Taxe carbone, un signal prix «peu audible» selon le CESE
Le 24 novembre 2009 par Victor Roux-GoekenCe dispositif fiscal veut donner un signal prix, «mais ses conditions d’élaboration et de mise en œuvre le rendent peu audible», écrit la rapporteure Pierrette Crosemarie. Elle regrette que «le financement des transitions environnementales soit abordé sans cohérence d’ensemble des dispositifs fiscaux et financiers».
Le mode de compensation de la taxe en prend aussi pour son grade. La taxe carbone devrait «mieux prendre en compte les inégalités face aux contraintes énergétiques», passant par la mise en œuvre d’une «compensation différenciée» pour les ménages en fonction de leurs revenus et de leur exposition à cette taxe.
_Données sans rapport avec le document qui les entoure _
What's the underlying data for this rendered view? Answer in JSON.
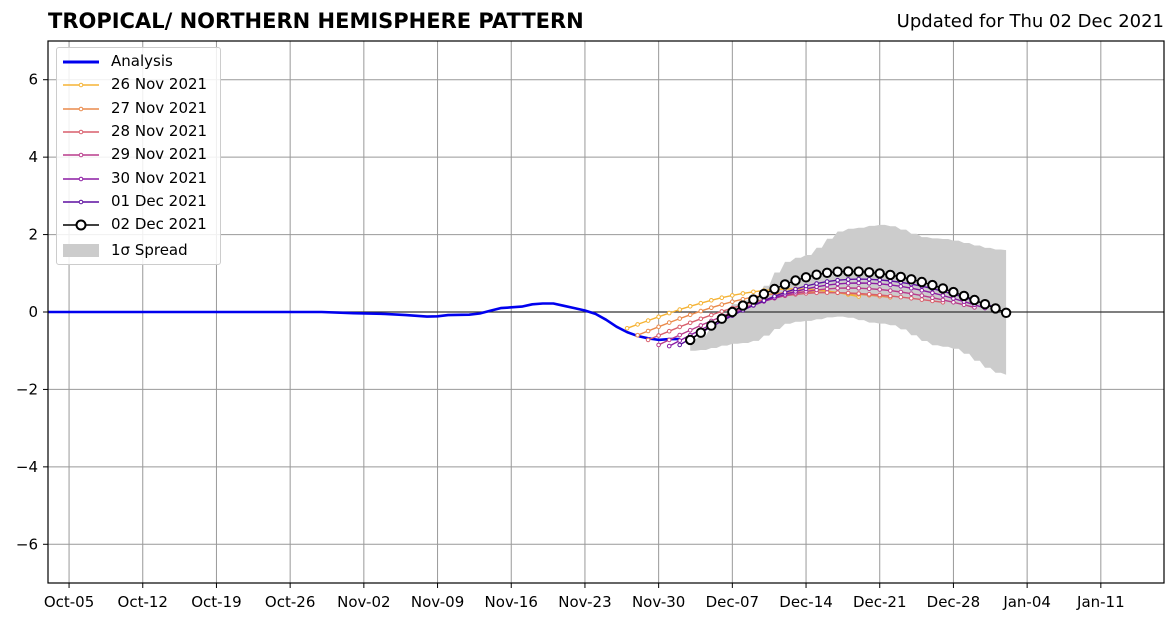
{
  "header": {
    "title": "TROPICAL/ NORTHERN HEMISPHERE PATTERN",
    "updated": "Updated for Thu 02 Dec 2021"
  },
  "legend": {
    "analysis": "Analysis",
    "f1": "26 Nov 2021",
    "f2": "27 Nov 2021",
    "f3": "28 Nov 2021",
    "f4": "29 Nov 2021",
    "f5": "30 Nov 2021",
    "f6": "01 Dec 2021",
    "f7": "02 Dec 2021",
    "spread": "1σ Spread"
  },
  "chart_data": {
    "type": "line",
    "title": "TROPICAL/ NORTHERN HEMISPHERE PATTERN",
    "subtitle": "Updated for Thu 02 Dec 2021",
    "xlabel": "",
    "ylabel": "",
    "xlim": [
      "2021-10-03",
      "2022-01-17"
    ],
    "ylim": [
      -7,
      7
    ],
    "grid": true,
    "legend_position": "top-left",
    "x_ticks": [
      "Oct-05",
      "Oct-12",
      "Oct-19",
      "Oct-26",
      "Nov-02",
      "Nov-09",
      "Nov-16",
      "Nov-23",
      "Nov-30",
      "Dec-07",
      "Dec-14",
      "Dec-21",
      "Dec-28",
      "Jan-04",
      "Jan-11"
    ],
    "x_tick_dates": [
      "2021-10-05",
      "2021-10-12",
      "2021-10-19",
      "2021-10-26",
      "2021-11-02",
      "2021-11-09",
      "2021-11-16",
      "2021-11-23",
      "2021-11-30",
      "2021-12-07",
      "2021-12-14",
      "2021-12-21",
      "2021-12-28",
      "2022-01-04",
      "2022-01-11"
    ],
    "y_ticks": [
      -6,
      -4,
      -2,
      0,
      2,
      4,
      6
    ],
    "y_tick_labels": [
      "−6",
      "−4",
      "−2",
      "0",
      "2",
      "4",
      "6"
    ],
    "analysis": {
      "name": "Analysis",
      "color": "#0000ee",
      "points": [
        [
          "2021-10-03",
          0.0
        ],
        [
          "2021-10-15",
          0.0
        ],
        [
          "2021-10-29",
          0.0
        ],
        [
          "2021-11-01",
          -0.03
        ],
        [
          "2021-11-04",
          -0.05
        ],
        [
          "2021-11-06",
          -0.08
        ],
        [
          "2021-11-08",
          -0.12
        ],
        [
          "2021-11-09",
          -0.11
        ],
        [
          "2021-11-10",
          -0.08
        ],
        [
          "2021-11-12",
          -0.07
        ],
        [
          "2021-11-13",
          -0.04
        ],
        [
          "2021-11-14",
          0.03
        ],
        [
          "2021-11-15",
          0.1
        ],
        [
          "2021-11-17",
          0.14
        ],
        [
          "2021-11-18",
          0.2
        ],
        [
          "2021-11-19",
          0.22
        ],
        [
          "2021-11-20",
          0.22
        ],
        [
          "2021-11-21",
          0.16
        ],
        [
          "2021-11-22",
          0.1
        ],
        [
          "2021-11-23",
          0.04
        ],
        [
          "2021-11-24",
          -0.05
        ],
        [
          "2021-11-25",
          -0.2
        ],
        [
          "2021-11-26",
          -0.38
        ],
        [
          "2021-11-27",
          -0.52
        ],
        [
          "2021-11-28",
          -0.62
        ],
        [
          "2021-11-29",
          -0.68
        ],
        [
          "2021-11-30",
          -0.72
        ],
        [
          "2021-12-01",
          -0.7
        ],
        [
          "2021-12-02",
          -0.7
        ]
      ]
    },
    "forecasts": [
      {
        "name": "26 Nov 2021",
        "color": "#f5b335",
        "start": "2021-11-27",
        "end": "2021-12-19",
        "start_value": -0.42,
        "peak_date": "2021-12-13",
        "peak_value": 0.6,
        "end_value": 0.4
      },
      {
        "name": "27 Nov 2021",
        "color": "#ea8a4b",
        "start": "2021-11-28",
        "end": "2021-12-22",
        "start_value": -0.6,
        "peak_date": "2021-12-14",
        "peak_value": 0.52,
        "end_value": 0.38
      },
      {
        "name": "28 Nov 2021",
        "color": "#d85e6c",
        "start": "2021-11-29",
        "end": "2021-12-27",
        "start_value": -0.72,
        "peak_date": "2021-12-16",
        "peak_value": 0.5,
        "end_value": 0.25
      },
      {
        "name": "29 Nov 2021",
        "color": "#b93b8c",
        "start": "2021-11-30",
        "end": "2021-12-30",
        "start_value": -0.85,
        "peak_date": "2021-12-18",
        "peak_value": 0.62,
        "end_value": 0.12
      },
      {
        "name": "30 Nov 2021",
        "color": "#8c1ba3",
        "start": "2021-12-01",
        "end": "2021-12-31",
        "start_value": -0.88,
        "peak_date": "2021-12-19",
        "peak_value": 0.75,
        "end_value": 0.1
      },
      {
        "name": "01 Dec 2021",
        "color": "#5d0fa0",
        "start": "2021-12-02",
        "end": "2022-01-01",
        "start_value": -0.85,
        "peak_date": "2021-12-19",
        "peak_value": 0.85,
        "end_value": 0.12
      },
      {
        "name": "02 Dec 2021",
        "color": "#000000",
        "start": "2021-12-03",
        "end": "2022-01-02",
        "start_value": -0.72,
        "peak_date": "2021-12-18",
        "peak_value": 1.05,
        "end_value": -0.02
      }
    ],
    "spread": {
      "name": "1σ Spread",
      "color": "#cccccc",
      "start": "2021-12-03",
      "end": "2022-01-02",
      "upper": [
        [
          "2021-12-03",
          -0.7
        ],
        [
          "2021-12-08",
          0.3
        ],
        [
          "2021-12-13",
          1.4
        ],
        [
          "2021-12-18",
          2.15
        ],
        [
          "2021-12-21",
          2.25
        ],
        [
          "2021-12-26",
          1.9
        ],
        [
          "2022-01-02",
          1.6
        ]
      ],
      "lower": [
        [
          "2021-12-03",
          -1.0
        ],
        [
          "2021-12-08",
          -0.8
        ],
        [
          "2021-12-13",
          -0.25
        ],
        [
          "2021-12-17",
          -0.12
        ],
        [
          "2021-12-21",
          -0.3
        ],
        [
          "2021-12-27",
          -0.9
        ],
        [
          "2022-01-02",
          -1.62
        ]
      ]
    }
  }
}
Son produit devrait être affecté à des fonds dédiés à l’efficacité énergétique, recommande l’avis.
Le CESE passe aussi en revue le marché international de permis d’émission de CO2. Puisqu’une partie du produit de leur mise aux enchères devrait être utilisée pour financer l’adaptation au changement climatique, la mise aux enchères «sera une question décisive». Elle devrait passer par une plateforme d’enchères européenne unique pour faire obstacle aux dérives spéculatives et nécessite la création d’une «autorité de régulation commune disposant de pouvoirs de sanction dissuasifs».
Enfin, l’allocation de quotas gratuits pour protéger l’industrie fortement exposée à la concurrence internationale doit être «conditionnée à un investissement en recherche et développement dans des technologies plus propres», estime la rapporteure.